Quando o flash do fotógrafo disparou, uma das três entoava o bordão “Vai pra casa, nigger. Volta para a Africa”. Era Hazel Bryan, de 15 anos, esbelta, coquete e popular aluna do colégio segregado. A foto captou-a de olhos e sobrancelhas franzidos e de boca aberta contorcida pela raiva. E, em primeiro plano, via-se a estudante negra Elizabeth, de vestido de algodão branco, apertando um fichário e um livro contra o peito. Prosseguia sua caminhada de cabeça erguida, com o medo escondido atrás de óculos escuros.

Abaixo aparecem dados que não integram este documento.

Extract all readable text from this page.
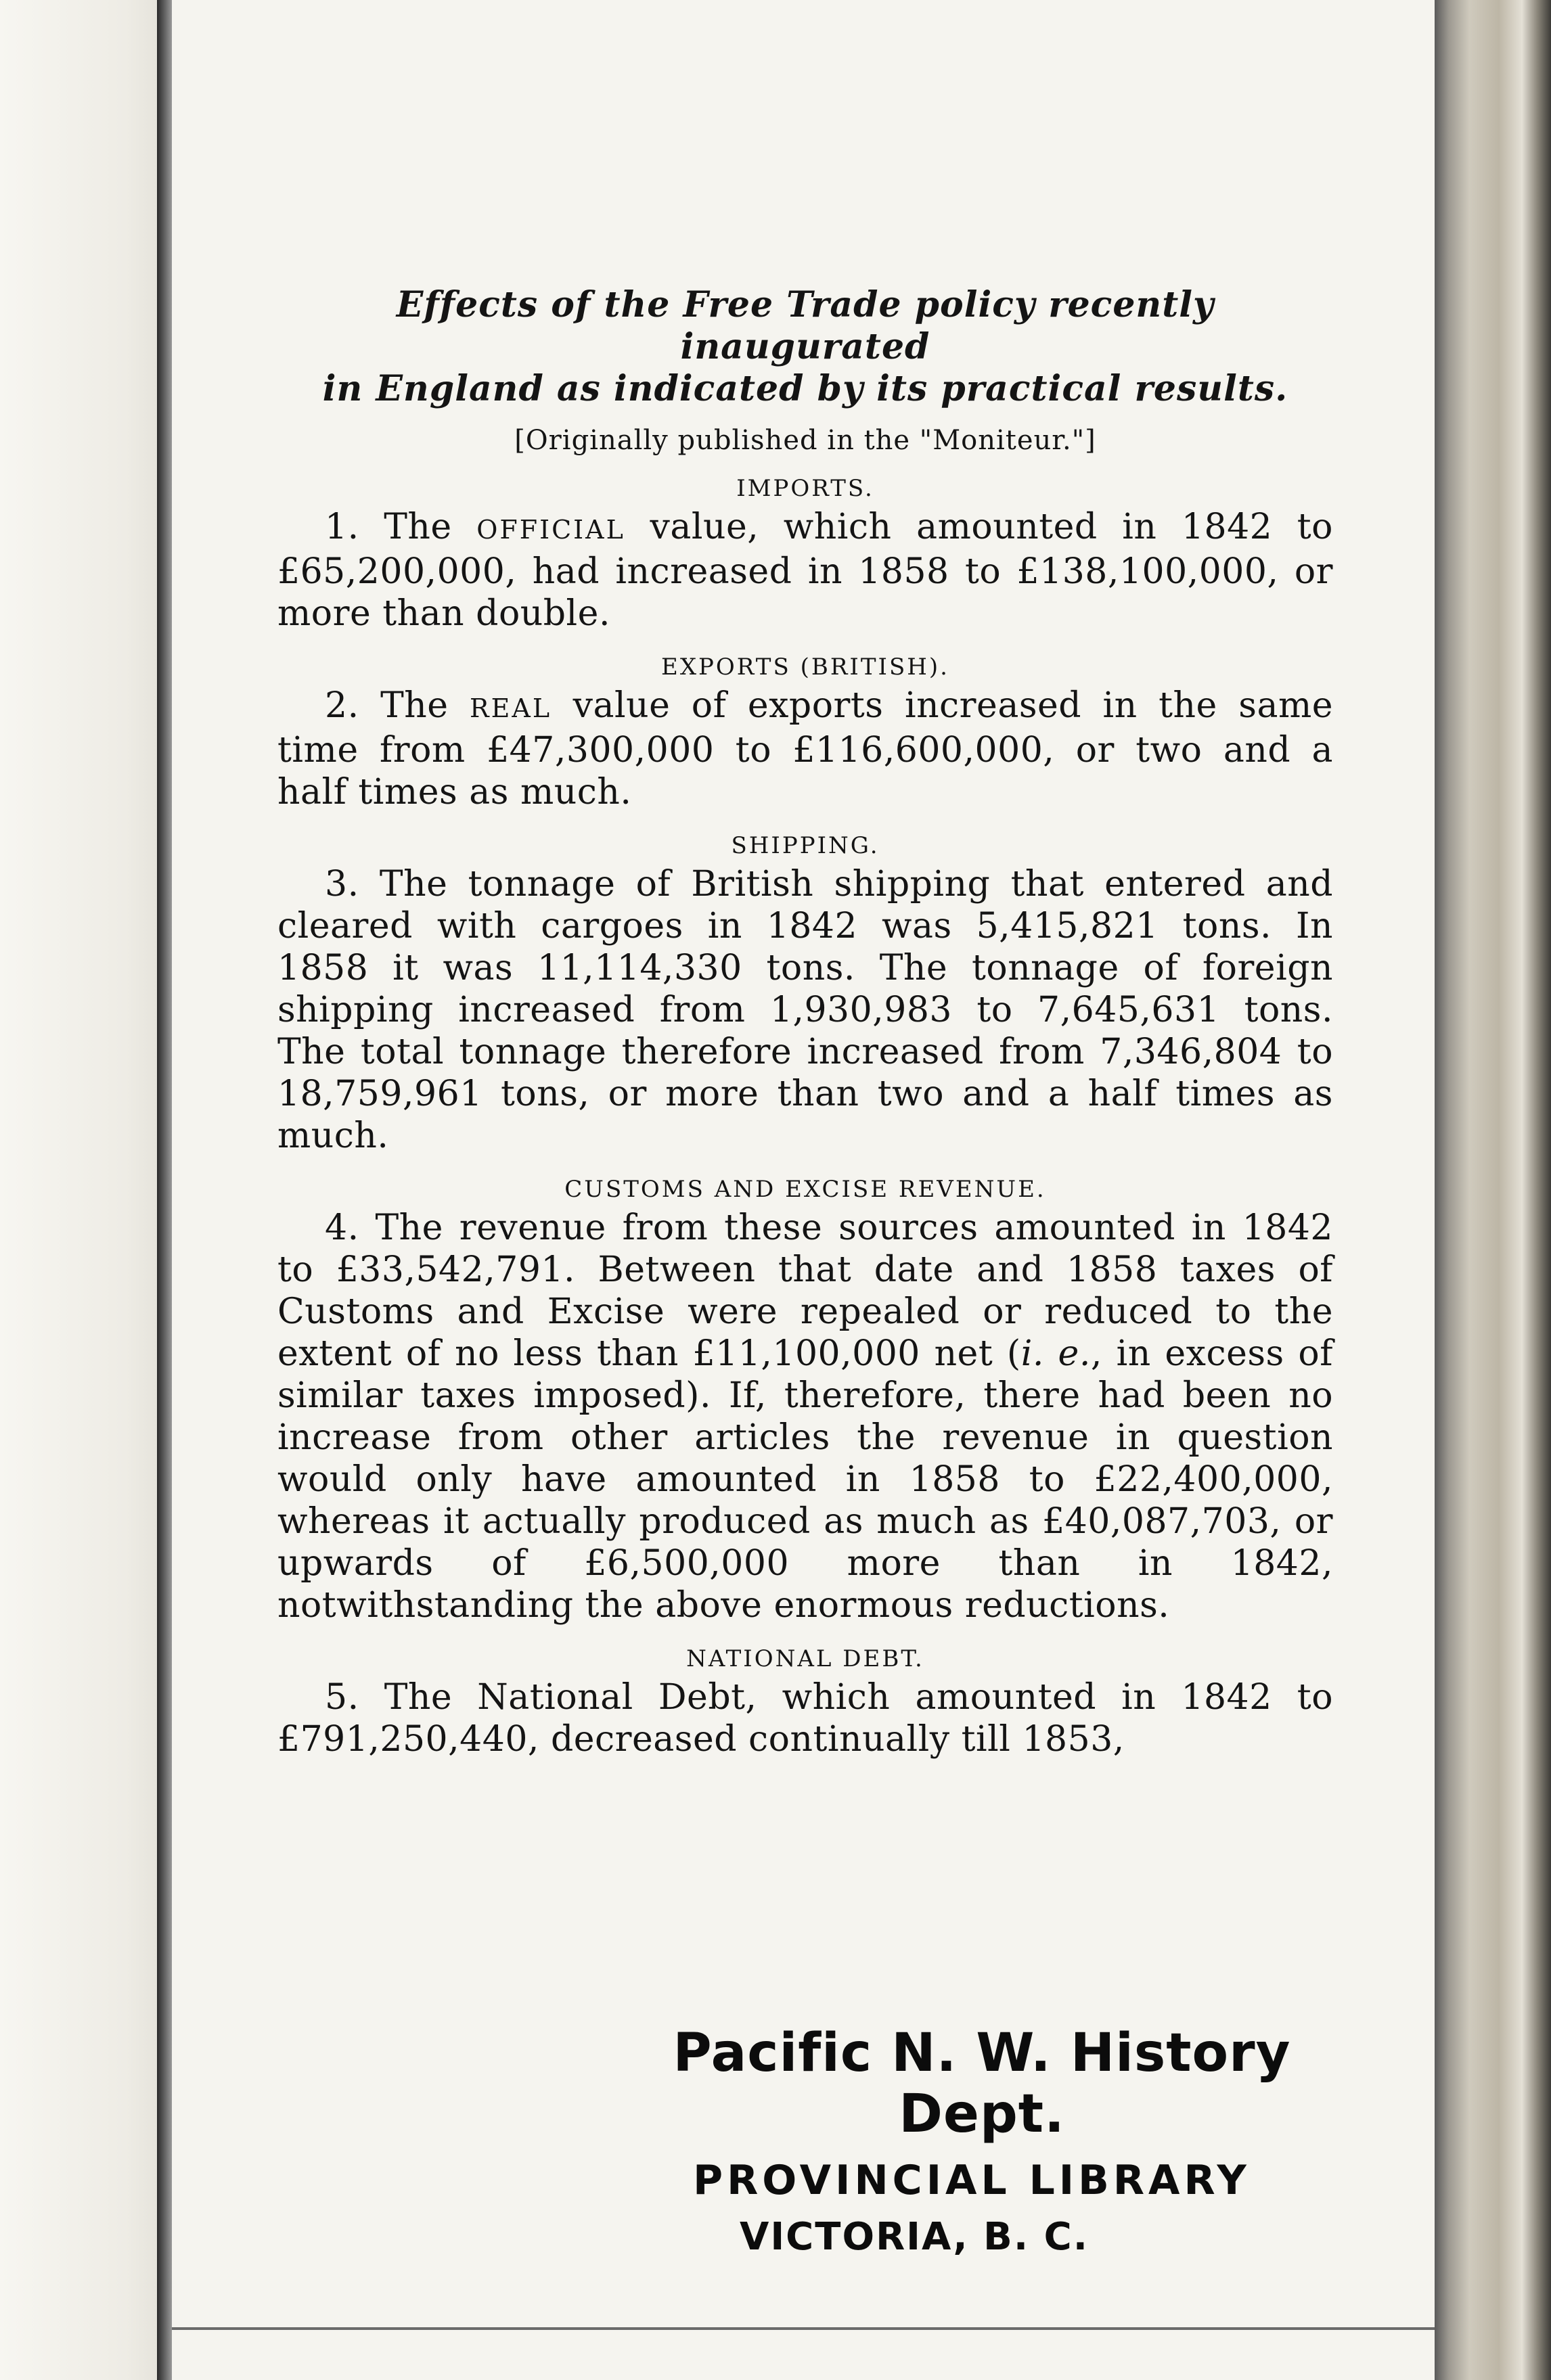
Effects of the Free Trade policy recently inaugurated
in England as indicated by its practical results.
[Originally published in the "Moniteur."]
IMPORTS.

1. The OFFICIAL value, which amounted in 1842 to £65,200,000, had increased in 1858 to £138,100,000, or more than double.

EXPORTS (BRITISH).

2. The REAL value of exports increased in the same time from £47,300,000 to £116,600,000, or two and a half times as much.

SHIPPING.

3. The tonnage of British shipping that entered and cleared with cargoes in 1842 was 5,415,821 tons. In 1858 it was 11,114,330 tons. The tonnage of foreign shipping increased from 1,930,983 to 7,645,631 tons. The total tonnage therefore increased from 7,346,804 to 18,759,961 tons, or more than two and a half times as much.

CUSTOMS AND EXCISE REVENUE.

4. The revenue from these sources amounted in 1842 to £33,542,791. Between that date and 1858 taxes of Customs and Excise were repealed or reduced to the extent of no less than £11,100,000 net (i. e., in excess of similar taxes imposed). If, therefore, there had been no increase from other articles the revenue in question would only have amounted in 1858 to £22,400,000, whereas it actually produced as much as £40,087,703, or upwards of £6,500,000 more than in 1842, notwithstanding the above enormous reductions.

NATIONAL DEBT.

5. The National Debt, which amounted in 1842 to £791,250,440, decreased continually till 1853,

Pacific N. W. History Dept.
PROVINCIAL LIBRARY
VICTORIA, B. C.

Por mero acaso e apesar da pouca idade, ambas foram assim catapultadas para a História — Hazel como o retrato do ódio racial, Elizabeth, o da determinação — e tiveram o resto de suas vidas marcado por aquele instantâneo.

O flagrante do episódio cearense difere em quase tudo do caso que entrou para a história dos direitos civis americanos como “Os Nove de Little Rock” — na natureza, no significado, na dimensão, na consequência. Aproximam-se apenas por humanizarem de forma indelével, para o bem ou para o mal, um noticiário até então sem rosto.

No caso de Little Rock, as duas protagonistas eram meninas que repetiram em público o que aprenderam em casa. No caso de Fortaleza, são todos adultos — o cubano negro, assustado, mais tarde identificado como Juan Delgado, de 49 anos, que já trabalhou quatro anos no Haiti — e as duas médicas brasileiras retratadas aos apupos. Olhando pelo retrovisor, talvez preferissem ter ficado fora da foto. Ou do foco.

Em tempo: segundo dados do Censo de 2010, somente 1,5% dos médicos brasileiros se autodenomina negro e 13,4% se autoclassificam como pardos. Já no cômputo geral dos agora mais de 200 milhões de cidadãos brasileiros, contudo, 50,7% se autodeclaram pretos ou pardos.